A couple of experiences I had answered that question for me.  First was what I call “the Ventoux phenomenon.”  The French Cotes du Ventoux region is a lesser-known part of the Rhone region.  When I lived in Paris in the 80s and 90s, you could buy Ventoux wines in the capital, but why would you?  They were thin, reedy, and without character.  Then, shortly after moving to San Diego, my wife and I were vacationing at the foot of Mont Ventoux for the scenery and the food and the mountains, not for the wine.  It’s kind of funny that I cross the Atlantic to vacation in the Vaucluse part of Provence, because the countryside there looks and feels an awful lot like San Diego’s back country, beautiful and aromatic and great for viticulture.  We were staying not far from a local wine co-op.  We dropped in for a taste.  It was just the local no-name Ventoux.  The stuff was delicious — tart, fruity, fresh, crunchy, like bursting berries on the palate.  It came out of a hose attached to a thirty-foot-tall tank built into the walls of the co-op.  And, get this: if you brought your own bottles, it cost 1 Euro per liter.  That’s about a dollar a bottle.

“WTF!” I exclaimed, because that was before I swore off swearing.  “Why don’t we get this stuff in San Diego or even Paris?!!?”  I have since learned that there are a few good reasons, and I will get to them later.

The second experience that taught me to drink local was making my own wine.  I have been doing so in San Diego for about eight years and went commercial under the label “Los Pilares” with last year’s vintage.  Here’s the deal:  smaller and localer makes it easier to be betterer.  Repeat with more emphasis and even less grammar:  more smaller and localer makes it more easier to be more betterer.

It’s simple really.  It’s easier to grow, find, or buy small quantities of good grapes locally than large quantities of good grapes anywhere.  It’s easier to pick them at just the right time and ripeness.  It’s easier to get them to the winery in good condition.  It’s easier to gently process them right away.  It’s easier to keep an eye on the fermentation.  It’s easier to take chances with your choice of varietals and wine-making techniques, because you aren’t putting a fortune at stake.  And when such fresh fruit swiftly attended to, it’s easier to avoid having to “adjust” it with chemicals.

On the other hand, to make wine for export, you have to make it in large volumes (unless it’s Romanée-Conti), you have to treat it for stability (unless it’s Cornelissen’s Magma Rossa), you have to pick en masse and often by machine (unless it’s Pétrus, in which case you can afford to pick one berry at a time), and you have to target a mass market, often dumbing down the wine.

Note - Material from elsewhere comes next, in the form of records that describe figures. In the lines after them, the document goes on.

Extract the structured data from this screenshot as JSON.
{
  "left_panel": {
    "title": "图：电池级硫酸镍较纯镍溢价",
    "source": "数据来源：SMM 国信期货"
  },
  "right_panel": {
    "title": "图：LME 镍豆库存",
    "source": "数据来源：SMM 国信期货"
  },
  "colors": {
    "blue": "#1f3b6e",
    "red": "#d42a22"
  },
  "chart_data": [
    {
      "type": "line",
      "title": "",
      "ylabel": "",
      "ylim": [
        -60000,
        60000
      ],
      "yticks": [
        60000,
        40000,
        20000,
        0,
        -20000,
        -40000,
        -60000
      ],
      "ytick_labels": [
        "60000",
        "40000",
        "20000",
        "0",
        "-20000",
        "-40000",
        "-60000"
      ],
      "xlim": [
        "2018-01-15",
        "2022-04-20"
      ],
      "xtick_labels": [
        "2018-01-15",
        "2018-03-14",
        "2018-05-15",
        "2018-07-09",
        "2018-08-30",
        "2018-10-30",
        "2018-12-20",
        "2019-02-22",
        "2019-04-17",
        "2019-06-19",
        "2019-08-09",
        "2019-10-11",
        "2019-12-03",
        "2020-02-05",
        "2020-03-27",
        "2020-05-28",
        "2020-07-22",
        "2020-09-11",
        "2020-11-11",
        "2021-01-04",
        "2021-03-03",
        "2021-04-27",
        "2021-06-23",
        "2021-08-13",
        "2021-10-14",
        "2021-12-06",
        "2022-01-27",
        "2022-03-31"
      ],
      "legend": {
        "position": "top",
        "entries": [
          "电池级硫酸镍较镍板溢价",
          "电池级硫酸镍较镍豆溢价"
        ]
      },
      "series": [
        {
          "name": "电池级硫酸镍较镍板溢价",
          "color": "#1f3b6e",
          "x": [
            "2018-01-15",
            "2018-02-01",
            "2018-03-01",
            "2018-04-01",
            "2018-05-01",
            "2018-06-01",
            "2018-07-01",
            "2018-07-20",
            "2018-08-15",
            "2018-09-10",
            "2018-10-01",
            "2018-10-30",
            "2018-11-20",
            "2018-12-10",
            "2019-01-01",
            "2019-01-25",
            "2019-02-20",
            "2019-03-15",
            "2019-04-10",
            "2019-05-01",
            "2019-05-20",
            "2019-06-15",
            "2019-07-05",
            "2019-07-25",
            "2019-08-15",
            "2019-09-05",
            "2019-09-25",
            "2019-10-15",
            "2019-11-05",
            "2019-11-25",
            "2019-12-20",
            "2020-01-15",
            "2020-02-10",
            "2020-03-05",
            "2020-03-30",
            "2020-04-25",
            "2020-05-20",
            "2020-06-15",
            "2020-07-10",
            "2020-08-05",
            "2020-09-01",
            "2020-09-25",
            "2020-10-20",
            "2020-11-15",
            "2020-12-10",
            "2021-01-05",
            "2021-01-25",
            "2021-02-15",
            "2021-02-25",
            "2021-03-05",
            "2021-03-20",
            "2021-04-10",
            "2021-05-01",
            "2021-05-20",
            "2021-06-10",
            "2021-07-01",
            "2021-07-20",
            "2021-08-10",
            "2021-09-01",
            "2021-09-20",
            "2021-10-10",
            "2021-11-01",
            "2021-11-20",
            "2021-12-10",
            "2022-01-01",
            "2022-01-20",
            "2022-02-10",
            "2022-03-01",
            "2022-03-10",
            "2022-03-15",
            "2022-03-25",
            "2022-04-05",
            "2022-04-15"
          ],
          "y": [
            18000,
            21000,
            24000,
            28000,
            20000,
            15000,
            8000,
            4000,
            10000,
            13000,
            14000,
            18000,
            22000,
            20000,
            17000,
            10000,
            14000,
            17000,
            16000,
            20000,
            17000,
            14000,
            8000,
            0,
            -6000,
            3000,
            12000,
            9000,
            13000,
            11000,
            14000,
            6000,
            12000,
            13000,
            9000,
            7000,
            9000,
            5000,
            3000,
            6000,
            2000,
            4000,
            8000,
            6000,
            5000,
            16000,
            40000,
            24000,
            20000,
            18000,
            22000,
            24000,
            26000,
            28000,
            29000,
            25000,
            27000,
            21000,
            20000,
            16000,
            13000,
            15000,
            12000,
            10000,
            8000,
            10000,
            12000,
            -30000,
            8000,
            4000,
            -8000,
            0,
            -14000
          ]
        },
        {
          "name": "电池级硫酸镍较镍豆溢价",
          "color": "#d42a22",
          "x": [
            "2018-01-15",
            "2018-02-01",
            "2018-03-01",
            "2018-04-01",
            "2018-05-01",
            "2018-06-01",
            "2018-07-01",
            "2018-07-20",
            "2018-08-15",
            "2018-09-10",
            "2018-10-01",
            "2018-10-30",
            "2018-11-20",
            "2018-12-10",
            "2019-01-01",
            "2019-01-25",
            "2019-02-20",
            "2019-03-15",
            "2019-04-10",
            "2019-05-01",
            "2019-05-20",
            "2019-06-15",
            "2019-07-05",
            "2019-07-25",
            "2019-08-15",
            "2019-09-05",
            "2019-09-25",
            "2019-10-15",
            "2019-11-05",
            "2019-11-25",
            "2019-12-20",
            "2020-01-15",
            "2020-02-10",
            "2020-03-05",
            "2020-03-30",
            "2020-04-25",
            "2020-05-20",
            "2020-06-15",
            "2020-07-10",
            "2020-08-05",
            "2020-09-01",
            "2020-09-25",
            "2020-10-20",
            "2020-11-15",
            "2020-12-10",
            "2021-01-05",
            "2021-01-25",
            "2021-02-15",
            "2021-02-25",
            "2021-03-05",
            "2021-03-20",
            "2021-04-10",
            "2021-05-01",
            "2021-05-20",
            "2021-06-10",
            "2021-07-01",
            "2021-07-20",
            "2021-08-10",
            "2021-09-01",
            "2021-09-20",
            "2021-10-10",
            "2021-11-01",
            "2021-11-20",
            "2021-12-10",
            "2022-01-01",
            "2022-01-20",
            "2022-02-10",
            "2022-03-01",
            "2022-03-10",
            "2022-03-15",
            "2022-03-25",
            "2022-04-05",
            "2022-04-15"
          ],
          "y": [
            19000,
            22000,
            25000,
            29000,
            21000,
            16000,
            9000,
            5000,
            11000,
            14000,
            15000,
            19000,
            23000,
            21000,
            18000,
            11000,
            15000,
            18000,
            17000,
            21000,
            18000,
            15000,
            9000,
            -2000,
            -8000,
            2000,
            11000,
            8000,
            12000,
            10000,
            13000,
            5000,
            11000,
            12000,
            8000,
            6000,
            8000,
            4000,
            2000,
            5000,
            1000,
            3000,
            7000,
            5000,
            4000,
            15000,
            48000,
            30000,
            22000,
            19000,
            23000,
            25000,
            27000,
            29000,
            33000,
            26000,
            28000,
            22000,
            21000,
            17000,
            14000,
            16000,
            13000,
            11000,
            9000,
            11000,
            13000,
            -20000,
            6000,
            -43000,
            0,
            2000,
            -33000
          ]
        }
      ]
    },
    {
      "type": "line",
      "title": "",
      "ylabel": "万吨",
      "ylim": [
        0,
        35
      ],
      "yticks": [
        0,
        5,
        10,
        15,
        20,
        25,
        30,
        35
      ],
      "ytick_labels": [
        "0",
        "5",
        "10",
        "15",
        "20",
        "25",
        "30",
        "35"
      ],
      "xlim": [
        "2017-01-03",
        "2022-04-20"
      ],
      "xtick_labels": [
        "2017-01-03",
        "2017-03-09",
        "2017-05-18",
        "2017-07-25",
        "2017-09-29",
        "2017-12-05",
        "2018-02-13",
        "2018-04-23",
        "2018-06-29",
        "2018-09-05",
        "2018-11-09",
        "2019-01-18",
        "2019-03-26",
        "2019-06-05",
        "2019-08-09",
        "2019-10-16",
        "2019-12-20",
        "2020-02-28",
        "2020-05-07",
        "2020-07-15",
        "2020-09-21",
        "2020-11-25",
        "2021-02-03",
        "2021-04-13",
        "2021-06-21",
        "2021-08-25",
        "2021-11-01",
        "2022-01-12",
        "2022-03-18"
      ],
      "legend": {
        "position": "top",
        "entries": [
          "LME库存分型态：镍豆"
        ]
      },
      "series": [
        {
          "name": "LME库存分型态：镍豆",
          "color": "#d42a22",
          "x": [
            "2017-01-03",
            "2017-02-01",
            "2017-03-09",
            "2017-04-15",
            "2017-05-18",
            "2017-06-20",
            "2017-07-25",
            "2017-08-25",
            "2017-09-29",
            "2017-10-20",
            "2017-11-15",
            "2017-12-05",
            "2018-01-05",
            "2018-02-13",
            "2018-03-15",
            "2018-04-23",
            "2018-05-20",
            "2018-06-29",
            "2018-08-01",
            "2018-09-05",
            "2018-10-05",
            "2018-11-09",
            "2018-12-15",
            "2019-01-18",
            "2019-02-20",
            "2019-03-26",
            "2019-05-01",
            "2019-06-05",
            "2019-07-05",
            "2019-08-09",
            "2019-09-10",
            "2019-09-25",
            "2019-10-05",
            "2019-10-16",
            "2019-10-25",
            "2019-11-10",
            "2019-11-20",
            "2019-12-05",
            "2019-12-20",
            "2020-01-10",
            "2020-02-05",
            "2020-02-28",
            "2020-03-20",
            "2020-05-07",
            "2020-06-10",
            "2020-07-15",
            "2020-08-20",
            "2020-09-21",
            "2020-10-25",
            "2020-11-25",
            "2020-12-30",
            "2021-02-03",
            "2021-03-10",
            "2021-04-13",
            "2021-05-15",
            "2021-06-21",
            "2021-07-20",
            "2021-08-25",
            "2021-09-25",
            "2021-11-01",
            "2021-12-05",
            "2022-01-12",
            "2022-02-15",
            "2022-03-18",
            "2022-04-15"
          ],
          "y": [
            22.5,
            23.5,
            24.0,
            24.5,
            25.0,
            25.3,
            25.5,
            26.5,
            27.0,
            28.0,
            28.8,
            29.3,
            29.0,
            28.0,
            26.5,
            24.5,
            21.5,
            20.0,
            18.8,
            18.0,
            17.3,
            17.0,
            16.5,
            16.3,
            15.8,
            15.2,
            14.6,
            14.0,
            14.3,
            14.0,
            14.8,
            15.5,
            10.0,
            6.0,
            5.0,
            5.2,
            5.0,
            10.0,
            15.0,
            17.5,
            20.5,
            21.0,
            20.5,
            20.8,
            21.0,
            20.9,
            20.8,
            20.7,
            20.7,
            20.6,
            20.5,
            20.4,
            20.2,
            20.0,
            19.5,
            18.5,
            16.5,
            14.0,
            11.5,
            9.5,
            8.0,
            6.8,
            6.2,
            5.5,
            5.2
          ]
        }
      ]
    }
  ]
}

I have become convinced that I get wine grapes locally of a quality that famous commercial winemakers who charge $100 per bottle would kill for.  But of course they would need tens or hundreds of tons of it, and that is just not available.  My experience with high-quality local fruit is just one example of how easy it is to make good, interesting wine locally on a small scale in San Diego.

You, my neighbors, are really in luck, because San Diego is a grape-growing region.  You can experience the benefits of local wine making without leaving home.  Unfortunately, many (maybe even most) local wineries do not make any effort to exploit the benefits of being small and local.  They do EXACTLY what they shouldn’t.  They limit themselves to “international” varietals like Cabernet Sauvignon, Merlot, Pinor Noir, and Chardonnay.  They use industrial wine-making techniques.  They import their fruit from the central coast and even places farther afield.  Come on guys!  Why even make wine in San Diego if you are trucking fruit in from the central coast?

So, I changed my mind; I have two messages for San Diego foodies, especially the locavores:  (1) Drink local wine.  (2) Encourage local wineries to use local fruit and to bring you all the benefits of being small and local.